Three months after billionaire Issad Rebrab’s decision to scuttle the newspaper Freedom without the possibility of recovery, it is another flagship title which is threatened with disappearance in Algeria. Launched in 1990 by journalists from the public sector, El Watan experienced a prosperous period which enabled it to invest, in association with the Arabic-language newspaper El Khabarin a printing press.
But, in recent months, his situation has become untenable. His accounts are blocked, the tax authorities claiming 55 million dinars (nearly 370,000 euros) from him in unpaid charges, while the Crédit Populaire d’Algérie demands the recovery of part of a loan of 45 million dinars.
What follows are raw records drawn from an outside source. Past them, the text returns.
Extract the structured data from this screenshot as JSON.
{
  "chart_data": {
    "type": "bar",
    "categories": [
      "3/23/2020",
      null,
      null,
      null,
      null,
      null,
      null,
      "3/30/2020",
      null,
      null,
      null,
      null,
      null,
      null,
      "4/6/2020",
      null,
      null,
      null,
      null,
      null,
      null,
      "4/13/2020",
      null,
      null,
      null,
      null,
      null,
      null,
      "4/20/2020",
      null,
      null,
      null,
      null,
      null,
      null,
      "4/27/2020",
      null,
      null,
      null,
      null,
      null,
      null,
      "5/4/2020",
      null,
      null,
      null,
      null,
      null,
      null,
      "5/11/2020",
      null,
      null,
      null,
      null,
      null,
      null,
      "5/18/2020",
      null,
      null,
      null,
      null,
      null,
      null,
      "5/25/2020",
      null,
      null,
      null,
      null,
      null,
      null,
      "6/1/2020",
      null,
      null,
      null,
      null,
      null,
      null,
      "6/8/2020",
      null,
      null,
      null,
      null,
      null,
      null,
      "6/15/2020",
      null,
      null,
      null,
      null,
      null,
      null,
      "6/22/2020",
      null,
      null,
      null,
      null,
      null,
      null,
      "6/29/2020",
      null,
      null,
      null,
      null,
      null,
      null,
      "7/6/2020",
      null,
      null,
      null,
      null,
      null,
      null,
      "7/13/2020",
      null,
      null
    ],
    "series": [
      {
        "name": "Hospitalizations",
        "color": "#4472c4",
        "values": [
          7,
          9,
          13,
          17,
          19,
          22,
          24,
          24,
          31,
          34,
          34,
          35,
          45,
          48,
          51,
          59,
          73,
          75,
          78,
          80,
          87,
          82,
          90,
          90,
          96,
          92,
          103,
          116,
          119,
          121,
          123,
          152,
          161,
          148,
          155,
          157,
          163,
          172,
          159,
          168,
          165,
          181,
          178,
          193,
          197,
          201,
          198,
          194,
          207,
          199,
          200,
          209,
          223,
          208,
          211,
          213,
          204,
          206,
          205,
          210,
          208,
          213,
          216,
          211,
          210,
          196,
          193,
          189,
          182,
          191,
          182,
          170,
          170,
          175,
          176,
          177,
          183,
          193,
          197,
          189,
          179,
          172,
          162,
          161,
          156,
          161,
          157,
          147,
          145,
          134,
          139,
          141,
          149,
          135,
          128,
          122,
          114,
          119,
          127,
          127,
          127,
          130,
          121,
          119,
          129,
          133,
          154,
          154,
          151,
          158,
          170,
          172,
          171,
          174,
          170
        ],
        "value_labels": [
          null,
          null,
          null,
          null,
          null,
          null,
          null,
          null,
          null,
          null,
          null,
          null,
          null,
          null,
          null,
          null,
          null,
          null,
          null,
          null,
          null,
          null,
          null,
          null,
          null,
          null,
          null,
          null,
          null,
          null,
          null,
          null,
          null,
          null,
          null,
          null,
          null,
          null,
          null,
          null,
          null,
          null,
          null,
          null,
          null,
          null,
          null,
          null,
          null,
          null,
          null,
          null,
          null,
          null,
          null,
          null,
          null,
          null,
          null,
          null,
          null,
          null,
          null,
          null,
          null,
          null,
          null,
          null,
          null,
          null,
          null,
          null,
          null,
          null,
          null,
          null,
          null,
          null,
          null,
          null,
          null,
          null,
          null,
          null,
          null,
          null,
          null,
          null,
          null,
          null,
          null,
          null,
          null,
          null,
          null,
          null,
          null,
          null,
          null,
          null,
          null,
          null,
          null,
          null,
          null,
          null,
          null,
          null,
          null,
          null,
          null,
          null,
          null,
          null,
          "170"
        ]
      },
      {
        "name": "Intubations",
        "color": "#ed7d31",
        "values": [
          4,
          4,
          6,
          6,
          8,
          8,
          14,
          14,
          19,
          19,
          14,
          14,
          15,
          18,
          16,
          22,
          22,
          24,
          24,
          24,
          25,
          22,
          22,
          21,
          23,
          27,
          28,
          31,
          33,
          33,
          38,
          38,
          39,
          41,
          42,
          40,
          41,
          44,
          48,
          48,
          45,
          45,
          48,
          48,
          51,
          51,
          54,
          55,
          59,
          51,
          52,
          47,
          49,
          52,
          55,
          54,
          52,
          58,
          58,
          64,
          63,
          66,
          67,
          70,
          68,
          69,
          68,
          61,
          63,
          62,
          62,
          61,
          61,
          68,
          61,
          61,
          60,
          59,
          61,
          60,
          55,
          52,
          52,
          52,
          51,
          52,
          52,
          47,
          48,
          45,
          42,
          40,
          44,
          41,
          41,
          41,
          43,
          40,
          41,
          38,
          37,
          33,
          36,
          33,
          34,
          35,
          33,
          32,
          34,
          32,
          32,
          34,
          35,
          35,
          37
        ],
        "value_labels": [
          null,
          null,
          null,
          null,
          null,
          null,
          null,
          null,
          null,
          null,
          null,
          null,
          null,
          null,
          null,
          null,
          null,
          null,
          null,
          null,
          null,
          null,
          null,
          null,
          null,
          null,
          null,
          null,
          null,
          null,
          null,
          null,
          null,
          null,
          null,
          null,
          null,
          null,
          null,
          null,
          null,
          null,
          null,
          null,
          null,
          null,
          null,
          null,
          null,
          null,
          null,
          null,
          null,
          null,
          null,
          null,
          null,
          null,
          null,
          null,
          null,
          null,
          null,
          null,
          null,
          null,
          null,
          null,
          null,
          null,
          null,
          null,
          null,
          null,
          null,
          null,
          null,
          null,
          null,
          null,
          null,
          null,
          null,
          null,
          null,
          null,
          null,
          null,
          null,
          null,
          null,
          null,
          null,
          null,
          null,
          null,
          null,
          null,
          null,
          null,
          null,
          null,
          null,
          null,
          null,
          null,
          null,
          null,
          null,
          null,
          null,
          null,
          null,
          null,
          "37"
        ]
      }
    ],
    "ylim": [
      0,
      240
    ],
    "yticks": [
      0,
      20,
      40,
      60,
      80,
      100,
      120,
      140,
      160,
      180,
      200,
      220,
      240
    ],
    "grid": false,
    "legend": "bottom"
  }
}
Debts largely incurred, according to management, during the period of the Covid-19 pandemic, which “has heavily impacted the financial health of the company”.
That’s not all, a brand new eight-storey building, the newspaper’s headquarters built in the Oasis district, in Hussein-Dey, with a breathtaking view of the bay of Algiers, has remained desperately empty since 2017, the authorities having refused to give a certificate of conformity.
Press in crisis
The difficulties ofEl Watan illustrate the crisis situation of the written press in Algeria, whose economic model is totally dependent on advertising. A powerful lever in the hands of the authorities, who can thus “regulate” the media without having to resort to suspensions and closures of titles. We can therefore say without being mistaken that the authorities today have the power of life and death over all the media.
In Algeria, with or without circulation, titles survive in the good care of institutional advertising and therefore dependent on the National Publishing and Advertising Agency (ANEP). Advertising resources are estimated at 200 million euros per year. The excesses of such a policy inevitably become legion, and the best illustration of this is the sentencing to a prison term and heavy fines of the former football international, Rabah Madjer, owner of two newspapers which continued to receive advertising checks for a year, when they had ceased to appear.
There is no doubt that the Algerian independent press is facing an existential crisis. Indeed, many titles created when the media landscape was opened up to the private sector in 1990 have been forced to cease publication.
In 2004, the French-language daily “Le Matin” shut down and nearby, last April, a leading independent press, “Liberté”, closed shop for “financial and economic” reasons. Employees of “Liberty” have tried to buy the title from the owner, the wealthy businessman Issad Rebrab in vain. The latter rejected this option for reasons described by some as “political”.
And to say that El Watan and Liberté declared themselves “independent” and “free” to express their opinions. But in reality the first newspaper could not afford to express opinions contrary to the interests of its owner, while the second could no longer formulate thoughts too opposed to the state. In both cases, the freedom of expression disappears and gives free rein to a conditioned and, moreover, very limited freedom.
In an editorial-advocacy, rather of despair or of the domain of the save who can, we will say, jacket returned in support and in the ultimate hope of coaxing the senile of the regime of Algiers, El Watan affirms in the direction of the public authorities, that, if the newspaper were to disappear, “We will open the champagne in Rabat”where we taste little his support for the Sahrawi independence movement of the Polisario Front.
As for the religious fundamentalists, against whom the daily fought during the black decade of the 1990s, they “will toast”. But, “inside” among the 160 employees on strike, the feeling prevails that the 18 shareholders and the authorities are determined to put an end to the “adventure” ‘El Watan.
The only duck that has the right to consider itself free is the one that is recognized as such by free citizens who contribute to its existence through the recognition of the production of said media. The others are just begging.